Vitor Lira, morador do Santa Marta, comparou as diferentes atitudes do governo que, após décadas de abandono, agora quer transformar a comunidade em uma “Disneylândia”, um processo que começou desde a pacificação. Segundo ele, o Santa Marta tornou-se “um território de negócios”, onde o mercado imobiliário e turismo estão entrando na favela para explorar e lucrar. No topo do Santa Marta, a cidade determinou que 150 casas seriam removidas, dizendo ser uma área de risco; Vitor e outros argumentam que essa ação é parte de um esforço contínuo para favorecer e aumentar o turismo. A tentativa de remoção ressalta o que Vitor chamou de “ações covardes e arbitrárias que ficam obscuras dentro da comunidade”. Embora a UPP do Santa Marta seja uma das maiores referências de sucesso na pacificação, Vitor explicou que “a opressão continua, só que agora foi oficializada”. Ele disse: “até hoje, sou desrespeitado, sou discriminado, sou marginalizado nesse local”.

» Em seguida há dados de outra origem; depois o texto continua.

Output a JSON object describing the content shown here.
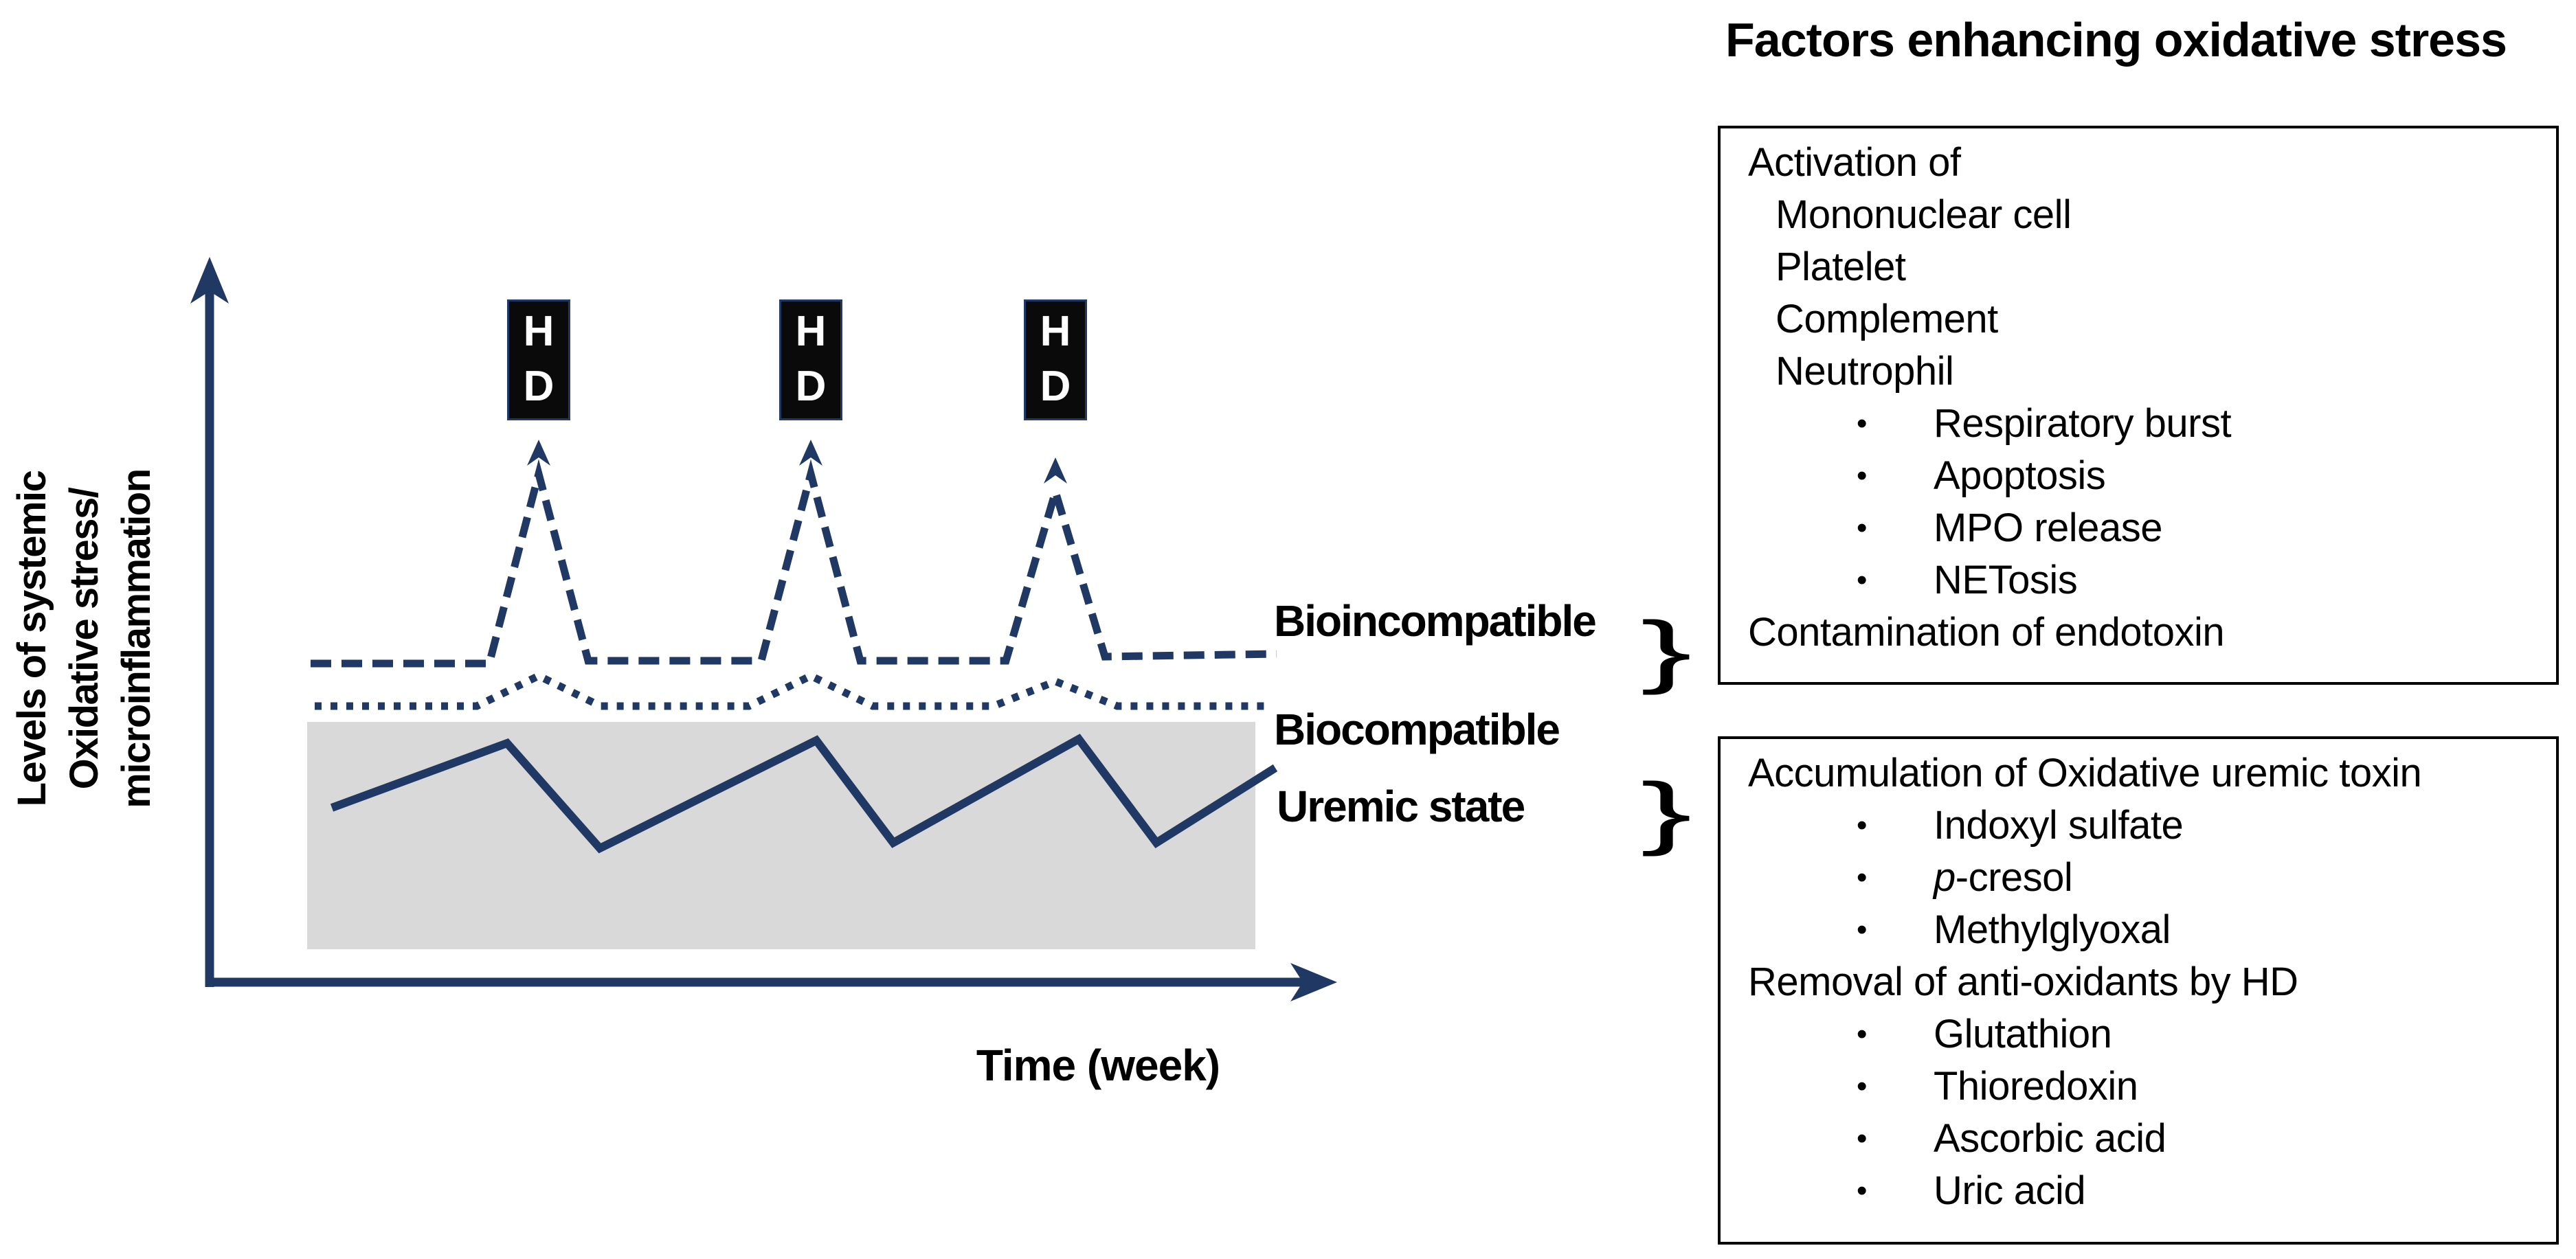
{
  "title": "Factors enhancing oxidative stress",
  "bullet_char": "•",
  "brace_char": "}",
  "chart": {
    "type": "line-schematic",
    "x_axis_label": "Time (week)",
    "y_axis_label_lines": [
      "Levels of systemic",
      "Oxidative stress/",
      "microinflammation"
    ],
    "hd_box_letters": [
      "H",
      "D"
    ],
    "hd_session_x": [
      784,
      1180,
      1536
    ],
    "colors": {
      "line": "#1f3864",
      "band": "#d9d9d9",
      "hd_fill": "#0a0a0a",
      "text": "#000000"
    },
    "series": [
      {
        "name": "Bioincompatible",
        "style": "dashed",
        "dash": "30 15",
        "width": 11,
        "points": [
          [
            452,
            966
          ],
          [
            712,
            966
          ],
          [
            784,
            690
          ],
          [
            856,
            962
          ],
          [
            1108,
            962
          ],
          [
            1180,
            690
          ],
          [
            1252,
            962
          ],
          [
            1464,
            962
          ],
          [
            1536,
            716
          ],
          [
            1608,
            956
          ],
          [
            1858,
            952
          ]
        ]
      },
      {
        "name": "Biocompatible",
        "style": "dotted",
        "dash": "10 13",
        "width": 11,
        "points": [
          [
            458,
            1028
          ],
          [
            694,
            1028
          ],
          [
            784,
            984
          ],
          [
            874,
            1028
          ],
          [
            1090,
            1028
          ],
          [
            1180,
            984
          ],
          [
            1270,
            1028
          ],
          [
            1446,
            1028
          ],
          [
            1536,
            992
          ],
          [
            1626,
            1028
          ],
          [
            1852,
            1028
          ]
        ]
      },
      {
        "name": "Uremic state",
        "style": "solid",
        "dash": "",
        "width": 12,
        "points": [
          [
            483,
            1176
          ],
          [
            738,
            1082
          ],
          [
            873,
            1235
          ],
          [
            1188,
            1078
          ],
          [
            1300,
            1227
          ],
          [
            1570,
            1076
          ],
          [
            1683,
            1227
          ],
          [
            1856,
            1118
          ]
        ]
      }
    ]
  },
  "curve_labels": [
    {
      "text": "Bioincompatible"
    },
    {
      "text": "Biocompatible"
    },
    {
      "text": "Uremic state"
    }
  ],
  "factor_boxes": [
    {
      "lines": [
        {
          "indent": "l0",
          "text": "Activation of"
        },
        {
          "indent": "l1",
          "text": "Mononuclear cell"
        },
        {
          "indent": "l1",
          "text": "Platelet"
        },
        {
          "indent": "l1",
          "text": "Complement"
        },
        {
          "indent": "l1",
          "text": "Neutrophil"
        },
        {
          "indent": "bullet",
          "text": "Respiratory burst"
        },
        {
          "indent": "bullet",
          "text": "Apoptosis"
        },
        {
          "indent": "bullet",
          "text": "MPO release"
        },
        {
          "indent": "bullet",
          "text": "NETosis"
        },
        {
          "indent": "l0",
          "text": "Contamination of endotoxin"
        }
      ]
    },
    {
      "lines": [
        {
          "indent": "l0",
          "text": "Accumulation of Oxidative uremic toxin"
        },
        {
          "indent": "bullet",
          "text": "Indoxyl sulfate"
        },
        {
          "indent": "bullet",
          "segments": [
            {
              "text": "p",
              "italic": true
            },
            {
              "text": "-cresol"
            }
          ]
        },
        {
          "indent": "bullet",
          "text": "Methylglyoxal"
        },
        {
          "indent": "l0",
          "text": "Removal of anti-oxidants by HD"
        },
        {
          "indent": "bullet",
          "text": "Glutathion"
        },
        {
          "indent": "bullet",
          "text": "Thioredoxin"
        },
        {
          "indent": "bullet",
          "text": "Ascorbic acid"
        },
        {
          "indent": "bullet",
          "text": "Uric acid"
        }
      ]
    }
  ]
}
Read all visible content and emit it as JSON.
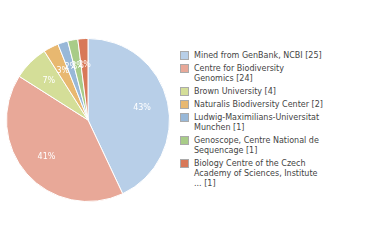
{
  "chart_data": {
    "type": "pie",
    "categories": [
      "Mined from GenBank, NCBI [25]",
      "Centre for Biodiversity\nGenomics [24]",
      "Brown University [4]",
      "Naturalis Biodiversity Center [2]",
      "Ludwig-Maximilians-Universitat\nMunchen [1]",
      "Genoscope, Centre National de\nSequencage [1]",
      "Biology Centre of the Czech\nAcademy of Sciences, Institute\n... [1]"
    ],
    "values": [
      43,
      41,
      7,
      3,
      2,
      2,
      2
    ],
    "value_labels": [
      "43%",
      "41%",
      "7%",
      "3%",
      "2%",
      "2%",
      "2%"
    ],
    "colors": [
      "#b8cfe8",
      "#e8a898",
      "#d4de98",
      "#e8b870",
      "#98b8d8",
      "#a8cc88",
      "#d87858"
    ],
    "data_labels": true,
    "legend": "right"
  }
}
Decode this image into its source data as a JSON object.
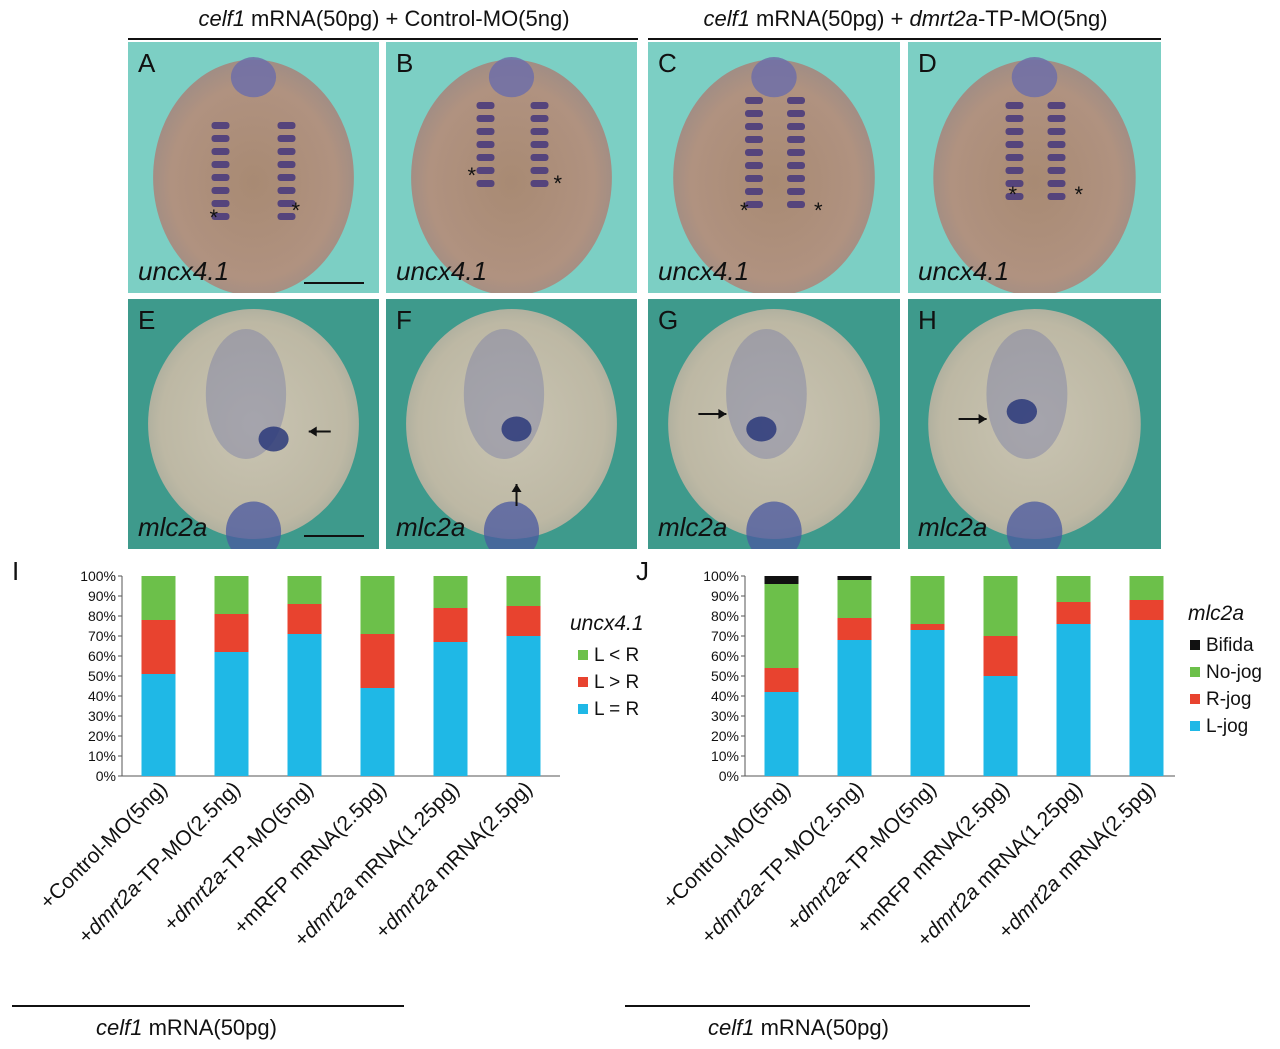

Em um relato emocionante, Rosilene Gonçalves, antiga moradora do Largo do Tanque, descreveu a maneira como a Prefeitura retirou as pessoas como se “morador da favela não tivesse valor”, e, entre lágrimas, contou sobre a luta da sua família no início deste ano. Na primeira semana de fevereiro, 66 famílias tiveram suas casas marcadas para remoção; três semanas depois, apenas 10 famílias restaram, lutando para permanecer em suas casas ou para, então, receber alguma forma de recompensa adequada. Rosilene, que tem um filho treinando na equipe olímpica de vôlei e outro deficiente, descreveu as autoridades–que ofereceram apenas R$18 mil–como intimidadoras: “Fizeram várias ameaças de botar gente na rua, se a gente não saísse”.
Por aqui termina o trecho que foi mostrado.